Face beet-red, fists balled up, and back arching, the 6-week-old baby lay on the exam table screaming.

Had I not had my own baby with colic, I would hardly have believed a baby could cry that hard for hours on end, setting everyone's nerves on edge. The baby's mother came to me for advice on whether to medicate her baby.

She had searched the Internet and talked to several neighbors who all recommended Zantac, an acid blocker normally prescribed for adults with heartburn. The data on Zantac as a treatment for colic were mixed, and my own experience with my patients was not convincing. But I could hardly blame the mother for wanting some relief - any relief - from this distressing situation.

Children now take drugs for attention deficit hyperactivity disorder, depression, bipolar disorder, anxiety, vitamin D deficiency, iron deficiency, lack of fluoride, calcium deficiency, heartburn, slow gastric emptying, urinary backup, menstrual regulation, recurrent ear infections, constipation, bed wetting, headache, obsessive compulsive disorder, and anorexia - the list goes on.

Obviously, some of these drugs are essential, but physicians are increasingly putting young children on multiple medications that often are taken for weeks or months - sometimes years - and that's cause for concern.

Recently the American Academy of Pediatrics recommended diet modifications, exercise, and possibly medication for children over 8 years old with elevated levels of overall cholesterol, particularly the bad kind, known as LDL. High cholesterol is clearly a danger sign in an adult, and may be for a child. But for young people, the long-term consequences of elevated cholesterol - or cholesterol-lowering medications - are unclear.

Just because we have a drug to lower cholesterol or improve behavior or reduce anxiety, and just because adults are taking those drugs, that doesn't mean we should be giving them to children. When is a disorder part of the human condition and when is it something we really have to treat? I think we've lost sight of that line.

Yes, some people will blame the problem on pediatricians like myself. And yes, we are part of the problem. For instance, we used to put children with recurrent ear infections on low-dose antibiotics for months at a time to prevent infection; we now know that they are unnecessary and may increase a child's risk of later antibiotic resistance.

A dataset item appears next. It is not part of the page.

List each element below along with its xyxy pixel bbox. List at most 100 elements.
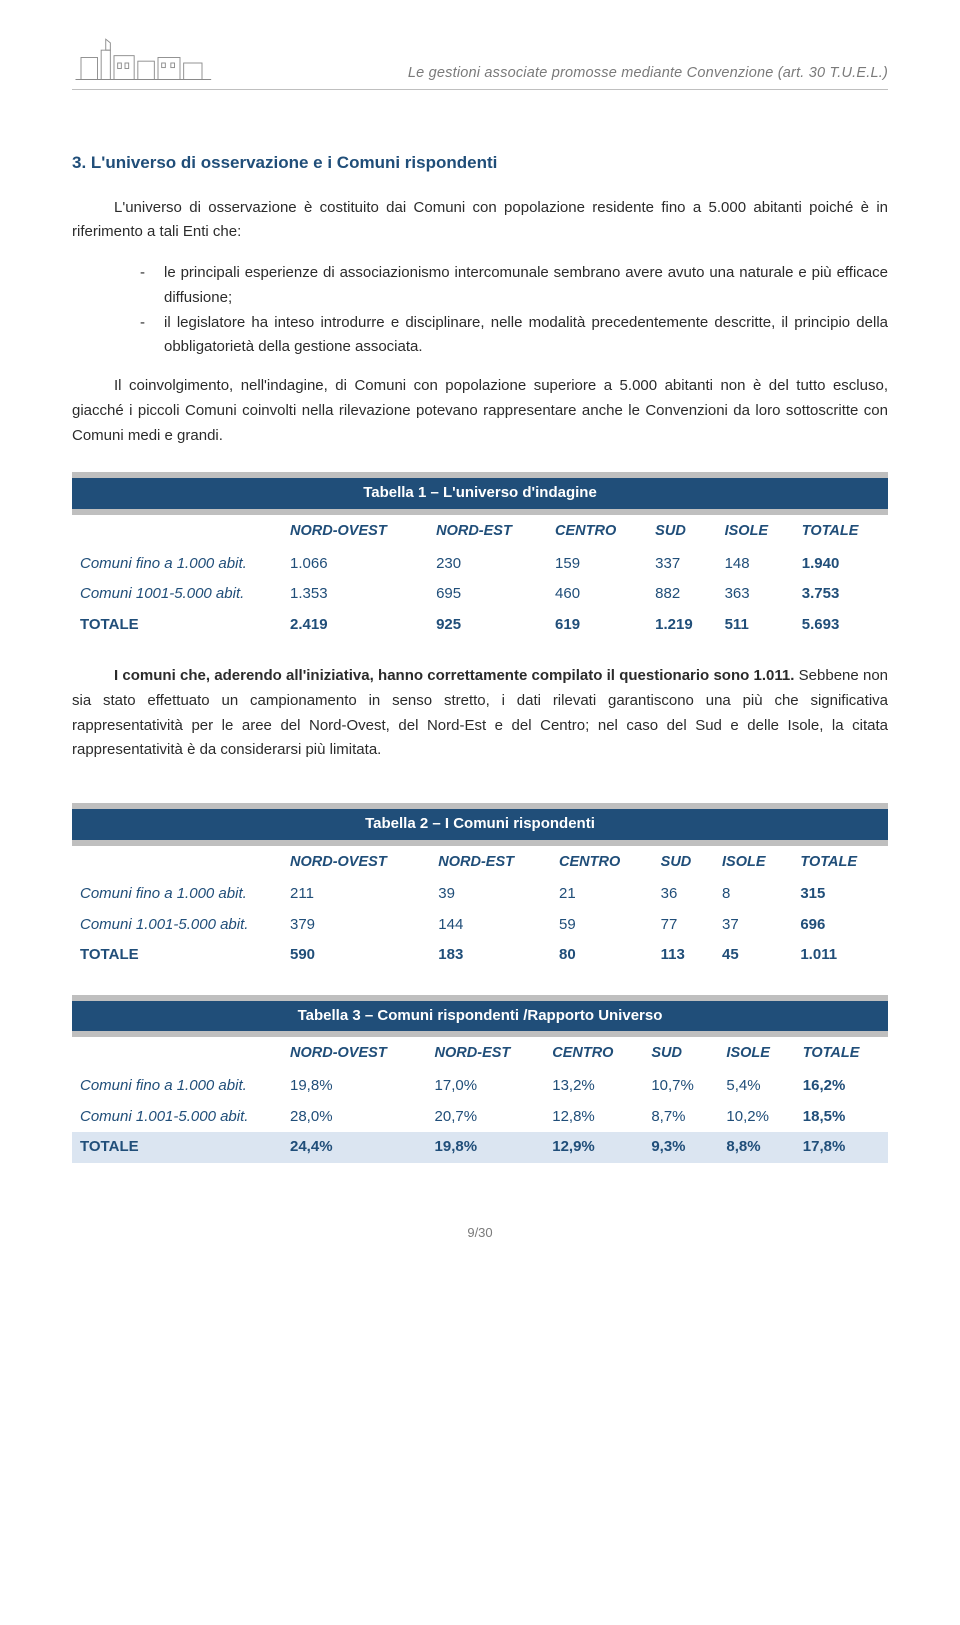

But there is plenty of blame to go around, including the specialists who feel the need to "do something," the parents who are searching for solutions, and, of course, the drug companies that remind us in every media outlet - and in my own office with donations of pens and free lunches - that there is a "cure" for everything.

One recent example is the push to treat girls 13-16, whose periods come at unpredictable times, with Yasmin, a pill made by Bayer Schering Pharma. Yes, we can give them the pill to regulate their periods and reduce cramping, acne, and mood swings. But should we treat something that's so clearly part of normal physiology?

Given the ever-changing science of medicine, it is prudent to adopt new medications for children carefully, especially when they are to be given for a long period of time. All medications have potential side effects. I often see children with diarrhea, rashes, fatigue, abdominal pain, weight loss or weight gain, headache, vomiting, or mood disorders - that turn out to be side effects from medications. And, of course, long-term data on these medications are often unavailable for children.

I have also seen children with attention deficit hyperactivity disorder go from a wall-bouncing, disruptive whirling dervishes to a thoughtful, calm students with improved self-image, thanks to medication. And in my early days of practice, it was not uncommon to see children die from acute lymphoblastic leukemia; today, if diagnosed early, most of these children do well. "Big pharma" has given us wonder drugs that do help children.

But since heart disease, for instance, is still a puzzle - does cholesterol cause cardiac illness or is it underlying inflammation - we had best go slowly before sentencing children to a lifetime of medication. As the medication list for our young patients grows longer, we need to continually analyze the data and consider the long term consequences of each new recommendation.

Drugs are lifesaving, pain-saving tools, but sometimes they're not necessary, and where we draw the line is critical.

Dr. Victoria Rogers McEvoy is chief of pediatrics of the Mass. General West Medical Group and assistant professor at Harvard Medical School.